The IMS Institute for Healthcare Informatics found that specialty drugs drove a 3.2 percent increase in total prescription drug spending in 2013, to $329.2 billion. As blockbuster drugs face generic competition, drug companies have shifted their focus to specialty drugs, which treat more complex diseases such as cancer, inflammatory conditions, and multiple sclerosis. These drugs are used by smaller patient populations, which tends to make them more expensive (Gilead’s recently released $84,000 hepatitis C treatment is a strong example).
According to the report,
“More than half of prescriptions cost patients, on average, less than $5 in out-of-pocket costs in 2013, and 86 percent of them were filled with generic medicines. Nearly a quarter of all prescriptions — 23 percent — required no out-of-pocket cost at all, an increase that the report’s authors attributed mainly to a requirement in the new health care law that contraceptive drugs be covered free.
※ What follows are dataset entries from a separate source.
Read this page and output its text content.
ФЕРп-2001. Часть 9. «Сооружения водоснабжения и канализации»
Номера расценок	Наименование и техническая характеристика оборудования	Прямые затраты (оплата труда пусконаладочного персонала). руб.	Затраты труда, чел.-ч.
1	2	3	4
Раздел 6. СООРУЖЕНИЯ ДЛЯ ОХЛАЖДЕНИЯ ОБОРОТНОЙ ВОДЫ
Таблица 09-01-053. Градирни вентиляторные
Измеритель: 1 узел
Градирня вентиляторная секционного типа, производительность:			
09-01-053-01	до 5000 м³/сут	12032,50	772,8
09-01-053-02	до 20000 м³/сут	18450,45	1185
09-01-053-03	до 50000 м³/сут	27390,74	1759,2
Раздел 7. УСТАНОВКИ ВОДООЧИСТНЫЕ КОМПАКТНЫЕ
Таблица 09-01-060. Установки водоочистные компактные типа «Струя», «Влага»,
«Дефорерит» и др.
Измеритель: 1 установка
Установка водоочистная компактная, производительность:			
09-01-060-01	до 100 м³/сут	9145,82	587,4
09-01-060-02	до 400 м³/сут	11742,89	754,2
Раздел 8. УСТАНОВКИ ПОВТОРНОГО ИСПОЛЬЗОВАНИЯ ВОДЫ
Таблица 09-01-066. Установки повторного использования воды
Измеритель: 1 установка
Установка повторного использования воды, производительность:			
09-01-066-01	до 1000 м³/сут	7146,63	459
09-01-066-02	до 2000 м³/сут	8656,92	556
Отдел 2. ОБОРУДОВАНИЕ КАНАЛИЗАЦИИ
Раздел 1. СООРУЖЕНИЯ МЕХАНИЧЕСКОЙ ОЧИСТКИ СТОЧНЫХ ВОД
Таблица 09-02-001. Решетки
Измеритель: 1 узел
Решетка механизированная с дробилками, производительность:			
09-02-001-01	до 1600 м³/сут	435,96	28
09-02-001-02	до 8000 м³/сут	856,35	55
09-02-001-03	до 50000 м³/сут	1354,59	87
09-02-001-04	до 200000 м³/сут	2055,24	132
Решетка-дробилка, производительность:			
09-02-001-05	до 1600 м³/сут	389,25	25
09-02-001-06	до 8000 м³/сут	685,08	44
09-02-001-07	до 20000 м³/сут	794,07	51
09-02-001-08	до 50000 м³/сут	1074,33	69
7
On the other hand, those who need the costlier drugs paid disproportionately more. Only 2.3 percent of prescriptions accounted for 30 percent of all out-of-pocket costs.”
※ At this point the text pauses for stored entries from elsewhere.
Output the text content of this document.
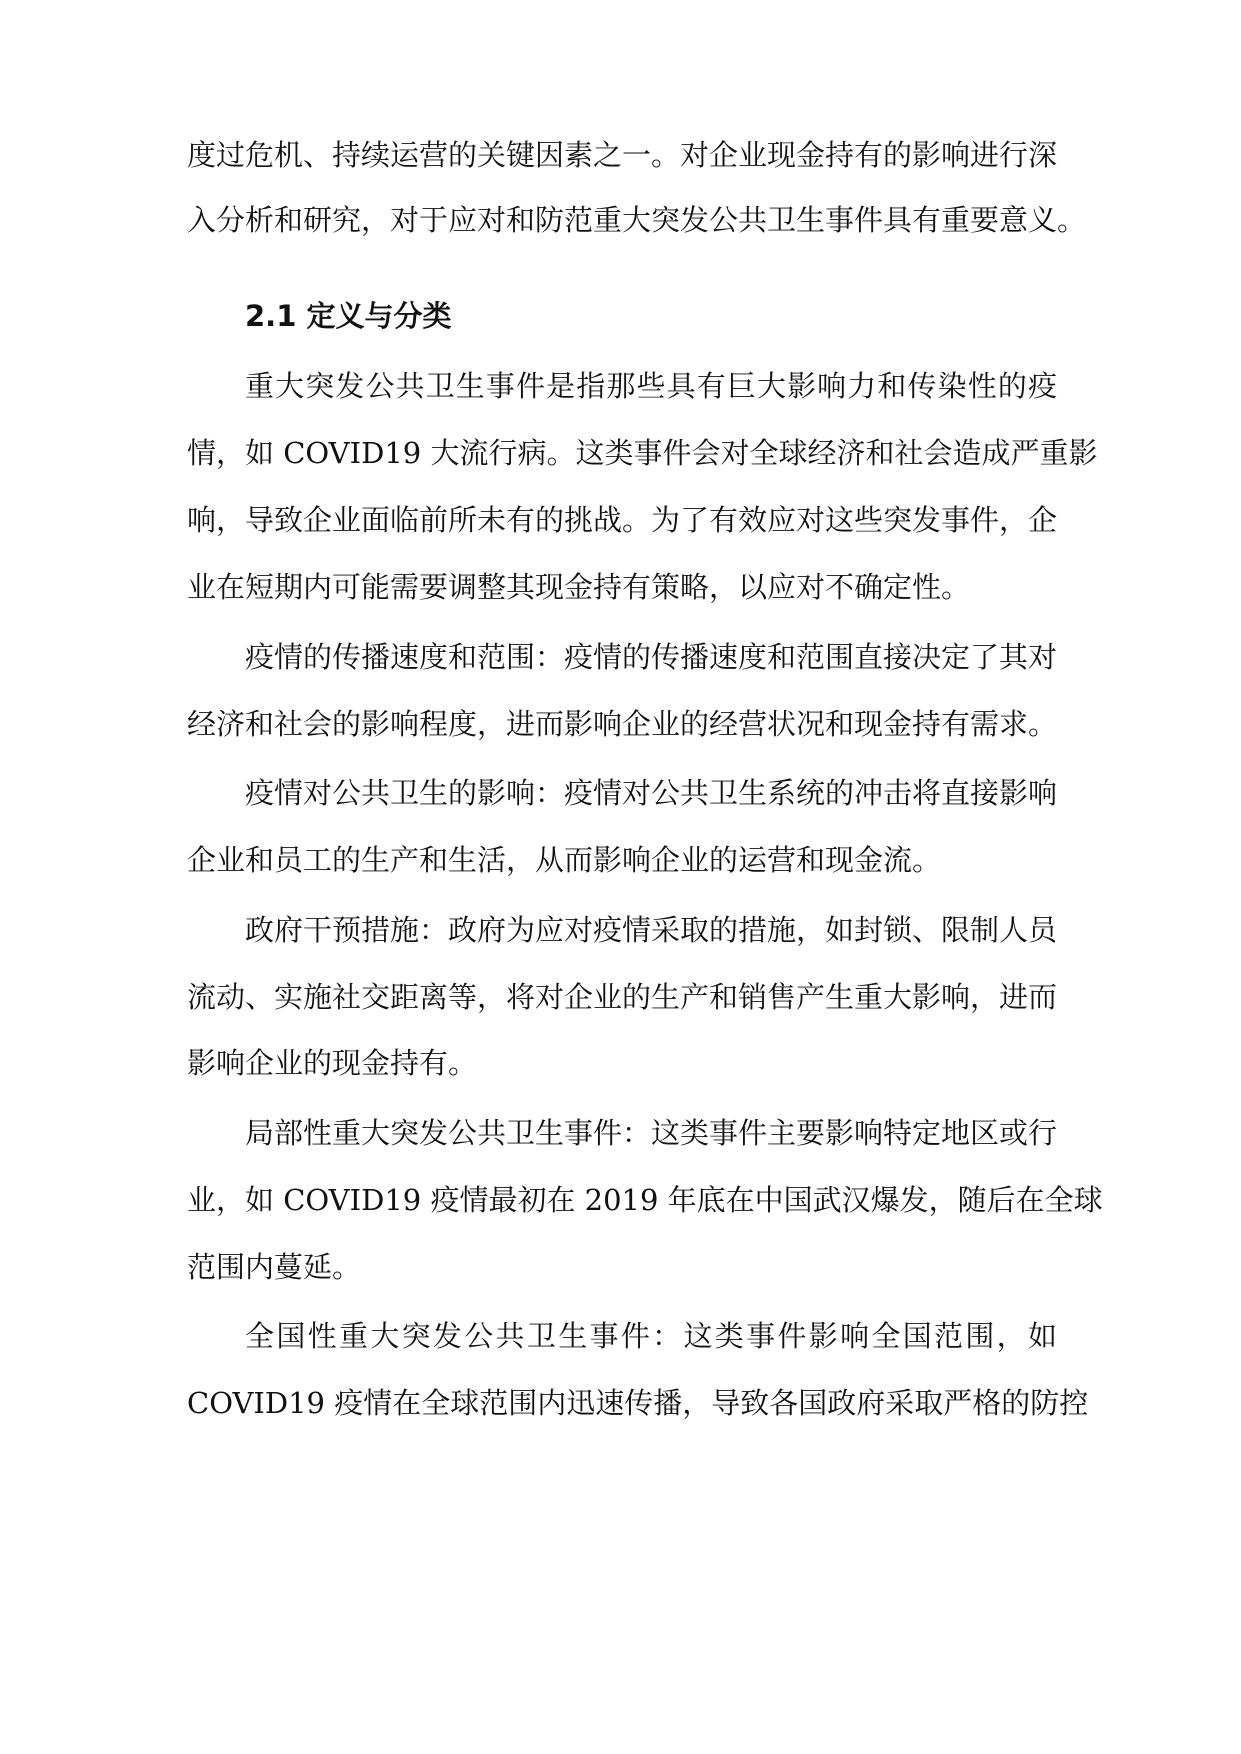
度过危机、持续运营的关键因素之一。对企业现金持有的影响进行深

入分析和研究，对于应对和防范重大突发公共卫生事件具有重要意义。

2.1 定义与分类

重大突发公共卫生事件是指那些具有巨大影响力和传染性的疫

情，如 COVID19 大流行病。这类事件会对全球经济和社会造成严重影

响，导致企业面临前所未有的挑战。为了有效应对这些突发事件，企

业在短期内可能需要调整其现金持有策略，以应对不确定性。

疫情的传播速度和范围：疫情的传播速度和范围直接决定了其对

经济和社会的影响程度，进而影响企业的经营状况和现金持有需求。

疫情对公共卫生的影响：疫情对公共卫生系统的冲击将直接影响

企业和员工的生产和生活，从而影响企业的运营和现金流。

政府干预措施：政府为应对疫情采取的措施，如封锁、限制人员

流动、实施社交距离等，将对企业的生产和销售产生重大影响，进而

影响企业的现金持有。

局部性重大突发公共卫生事件：这类事件主要影响特定地区或行

业，如 COVID19 疫情最初在 2019 年底在中国武汉爆发，随后在全球

范围内蔓延。

全国性重大突发公共卫生事件：这类事件影响全国范围，如

COVID19 疫情在全球范围内迅速传播，导致各国政府采取严格的防控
Similarly, Express Scripts reported that specialty drugs account for 27.7 percent of total drug spending, but make up less than 1 percent of all prescriptions. It also predicted that spending on specialty drugs will increase an additional 63 percent between 2014 and 2016. Faced with covering these expenses, health plans are placing specialty drugs into tiers for which beneficiaries’ are responsible for paying a percentage of the drug cost as opposed to a set co-payment.